6. Buy Your Tickets One At A Time
If you’re traveling with a group, you may think that it makes sense for everyone to buy their tickets on one credit card. However, you’ll get a better deal if you purchase the tickets one at a time. If you search for three or four tickets at a time, but only three are available at the cheapest price, then all four of the tickets will be bumped up to a higher price point. Once again, the airlines are in this to make money. So, get everyone to purchase their tickets separately, so you can save money on your trip overall.
5. Report Missing Luggage Right Away
If you discover that your luggage is missing, you should report it as soon as possible. Even if the lines are really long, it’s best to stick it out and make sure you talk to someone who can possibly help you recover your luggage. There’s a deadline for reporting stolen luggage. If you don’t report it within this time frame, there’s a good chance that you’ll never see your beloved items again. Looks like it’s true that flight attendants and airline workers take some of the valuable items from passengers’ luggage if the items are not claimed within a certain time-frame.
4. You Should Pay More Attention to the Flight Attendant
When you hear the announcement from the flight attendant to put up your tray tables, or you hear the signal that the lights are about to be dimmed, pay special attention. The cabin lights are dimmed so that your eyes will be accustomed to the dark in case you need to escape from the plane. The tray tables need to be upright so that the people next to you can get off the plane quickly if necessary. It’s also best to open your window shade, so that if the plane crashes, the firefighters can easily see inside the plane and start their rescue mission.
3. The Fuel Levels Are Usually Low
The fuel levels on a plane are usually pretty low. This saves the airlines a lot of money. However, it also means that if the weather is bad or there’s a delay in the flight for any reason, the plane will likely have to make an emergency landing. That’s code for “the plane is running out of gas.” Carrying lots of gas on the plane makes the aircraft heavier, and isn’t always the best choice money-wise. But, it’s pretty daunting to tell passengers that the plane’s gas tank is near empty, so the pilot usually says something like “we have to make an emergency landing for aircraft maintenance.”

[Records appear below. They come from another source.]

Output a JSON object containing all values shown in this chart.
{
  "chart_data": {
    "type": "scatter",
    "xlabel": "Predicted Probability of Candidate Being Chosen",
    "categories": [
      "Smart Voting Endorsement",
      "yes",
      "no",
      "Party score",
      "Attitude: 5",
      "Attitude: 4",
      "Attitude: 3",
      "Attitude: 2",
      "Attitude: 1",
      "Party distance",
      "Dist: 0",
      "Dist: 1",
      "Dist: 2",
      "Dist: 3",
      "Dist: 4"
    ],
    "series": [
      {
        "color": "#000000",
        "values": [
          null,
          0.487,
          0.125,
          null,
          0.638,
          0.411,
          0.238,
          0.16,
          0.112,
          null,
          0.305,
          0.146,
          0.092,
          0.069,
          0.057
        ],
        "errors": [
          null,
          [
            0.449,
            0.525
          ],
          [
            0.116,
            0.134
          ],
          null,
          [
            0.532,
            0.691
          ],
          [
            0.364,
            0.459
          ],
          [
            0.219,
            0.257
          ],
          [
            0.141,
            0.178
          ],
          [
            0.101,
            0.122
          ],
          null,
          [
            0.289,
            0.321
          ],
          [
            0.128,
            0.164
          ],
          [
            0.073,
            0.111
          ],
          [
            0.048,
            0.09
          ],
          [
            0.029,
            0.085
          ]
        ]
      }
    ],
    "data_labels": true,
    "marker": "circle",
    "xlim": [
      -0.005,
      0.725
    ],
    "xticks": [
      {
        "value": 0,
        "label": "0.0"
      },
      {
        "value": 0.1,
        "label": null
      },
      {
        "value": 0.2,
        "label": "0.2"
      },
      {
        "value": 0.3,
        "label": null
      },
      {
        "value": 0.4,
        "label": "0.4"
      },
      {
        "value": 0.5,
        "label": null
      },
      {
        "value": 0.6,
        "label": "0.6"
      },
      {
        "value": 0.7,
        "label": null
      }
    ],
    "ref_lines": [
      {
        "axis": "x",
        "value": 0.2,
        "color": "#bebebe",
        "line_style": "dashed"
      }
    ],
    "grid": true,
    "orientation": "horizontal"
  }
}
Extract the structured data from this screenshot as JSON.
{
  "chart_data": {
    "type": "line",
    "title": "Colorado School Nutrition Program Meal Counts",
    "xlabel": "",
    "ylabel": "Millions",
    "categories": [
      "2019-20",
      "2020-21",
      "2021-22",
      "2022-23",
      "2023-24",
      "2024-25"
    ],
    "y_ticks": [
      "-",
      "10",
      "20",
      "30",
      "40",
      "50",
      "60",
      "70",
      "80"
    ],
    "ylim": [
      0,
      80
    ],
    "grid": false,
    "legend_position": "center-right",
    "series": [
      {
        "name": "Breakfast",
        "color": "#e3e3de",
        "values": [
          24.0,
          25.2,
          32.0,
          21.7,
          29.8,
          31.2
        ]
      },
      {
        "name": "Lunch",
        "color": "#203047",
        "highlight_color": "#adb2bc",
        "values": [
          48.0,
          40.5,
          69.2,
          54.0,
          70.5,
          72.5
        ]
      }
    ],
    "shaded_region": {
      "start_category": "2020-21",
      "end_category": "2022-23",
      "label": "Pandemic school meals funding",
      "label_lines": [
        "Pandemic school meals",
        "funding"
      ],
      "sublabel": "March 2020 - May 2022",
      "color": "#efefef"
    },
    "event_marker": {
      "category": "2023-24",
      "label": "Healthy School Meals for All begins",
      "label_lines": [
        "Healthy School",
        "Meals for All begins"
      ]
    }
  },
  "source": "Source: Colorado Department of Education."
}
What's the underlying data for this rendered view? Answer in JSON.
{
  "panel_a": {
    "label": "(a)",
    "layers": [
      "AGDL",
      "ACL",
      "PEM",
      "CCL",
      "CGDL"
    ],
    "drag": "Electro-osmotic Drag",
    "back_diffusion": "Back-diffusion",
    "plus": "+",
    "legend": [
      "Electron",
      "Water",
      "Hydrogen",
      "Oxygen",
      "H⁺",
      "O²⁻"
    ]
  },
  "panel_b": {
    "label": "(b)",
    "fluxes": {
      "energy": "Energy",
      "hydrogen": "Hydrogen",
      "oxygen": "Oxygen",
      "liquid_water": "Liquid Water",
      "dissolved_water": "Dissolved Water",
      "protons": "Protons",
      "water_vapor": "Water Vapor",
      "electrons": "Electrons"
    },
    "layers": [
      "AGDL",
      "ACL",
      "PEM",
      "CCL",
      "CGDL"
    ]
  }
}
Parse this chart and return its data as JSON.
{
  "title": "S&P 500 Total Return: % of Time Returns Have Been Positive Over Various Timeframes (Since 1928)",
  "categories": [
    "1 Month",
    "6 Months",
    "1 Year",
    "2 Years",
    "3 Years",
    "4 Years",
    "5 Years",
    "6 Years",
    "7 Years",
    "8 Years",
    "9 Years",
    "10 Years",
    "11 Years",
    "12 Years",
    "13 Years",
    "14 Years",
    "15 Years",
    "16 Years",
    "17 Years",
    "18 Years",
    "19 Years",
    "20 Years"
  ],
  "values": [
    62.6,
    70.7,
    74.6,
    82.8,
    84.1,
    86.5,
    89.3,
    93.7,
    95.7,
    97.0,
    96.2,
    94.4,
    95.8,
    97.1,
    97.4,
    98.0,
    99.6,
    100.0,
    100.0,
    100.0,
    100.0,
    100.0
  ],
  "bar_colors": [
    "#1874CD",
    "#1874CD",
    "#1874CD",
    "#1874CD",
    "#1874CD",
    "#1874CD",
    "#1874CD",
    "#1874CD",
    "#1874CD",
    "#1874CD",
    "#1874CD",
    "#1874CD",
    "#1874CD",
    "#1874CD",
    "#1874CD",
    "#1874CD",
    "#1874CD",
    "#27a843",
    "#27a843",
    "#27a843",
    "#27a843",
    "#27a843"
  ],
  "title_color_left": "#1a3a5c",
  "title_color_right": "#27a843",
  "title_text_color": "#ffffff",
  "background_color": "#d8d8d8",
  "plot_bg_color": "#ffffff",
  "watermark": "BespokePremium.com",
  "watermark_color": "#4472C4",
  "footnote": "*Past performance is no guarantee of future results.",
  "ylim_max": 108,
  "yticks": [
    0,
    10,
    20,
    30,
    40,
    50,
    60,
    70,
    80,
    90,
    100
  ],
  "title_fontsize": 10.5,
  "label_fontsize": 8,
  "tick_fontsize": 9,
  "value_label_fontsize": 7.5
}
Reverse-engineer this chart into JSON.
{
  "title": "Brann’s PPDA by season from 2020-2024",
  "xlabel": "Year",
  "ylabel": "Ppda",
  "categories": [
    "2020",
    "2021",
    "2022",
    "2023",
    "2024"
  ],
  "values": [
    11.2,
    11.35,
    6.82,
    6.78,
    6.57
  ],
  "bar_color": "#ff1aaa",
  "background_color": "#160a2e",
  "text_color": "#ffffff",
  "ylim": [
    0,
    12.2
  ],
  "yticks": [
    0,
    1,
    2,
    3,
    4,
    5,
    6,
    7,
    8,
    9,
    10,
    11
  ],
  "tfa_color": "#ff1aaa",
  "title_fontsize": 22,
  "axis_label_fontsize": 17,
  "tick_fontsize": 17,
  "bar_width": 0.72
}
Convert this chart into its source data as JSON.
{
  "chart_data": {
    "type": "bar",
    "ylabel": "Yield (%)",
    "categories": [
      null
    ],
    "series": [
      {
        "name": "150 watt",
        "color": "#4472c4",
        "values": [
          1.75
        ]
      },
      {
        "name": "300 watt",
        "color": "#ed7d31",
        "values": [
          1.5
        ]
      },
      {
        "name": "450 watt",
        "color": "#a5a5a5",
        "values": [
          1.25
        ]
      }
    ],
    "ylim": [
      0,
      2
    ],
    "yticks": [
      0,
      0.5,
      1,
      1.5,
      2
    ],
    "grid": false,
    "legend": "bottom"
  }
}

2. Pilots Aren’t Allowed to Eat Together
There are several airlines that don’t allow pilots who are flying together to eat their meals at the same time. In fact, the pilots have to eat at least an hour after or before one another, or they have to eat at two different restaurants. This is to ensure that if one pilot gets sick or is poisoned, there will still be a pilot to operate the aircraft. This is often seen as a safety precaution, but there’s no doubt that it can give passengers pause as well. Why would anyone want to poison the pilot? Do people have a negative view of pilots for some reason? Do people generally want to poison pilots and sabotage flights? And if so, why? Airlines don’t want you asking these questions, so they don’t really share the pilot eating rule with passengers.
1. Never Accept the First Voucher
When you’re offered a flight voucher, never accept the first one. The airlines will typically keep upping the value of the voucher until there are enough passengers who are willing to give up their seats. If the airline has to bump you to another flight and you didn’t agree to it, you can insist on getting a cash voucher. A number of airlines will even write you a check while you’re at the airport. Depending on how long your flight is delayed, or how much your original ticket costs, you could get up to $1,300 in vouchers, according to the U.S. Department of Transportation.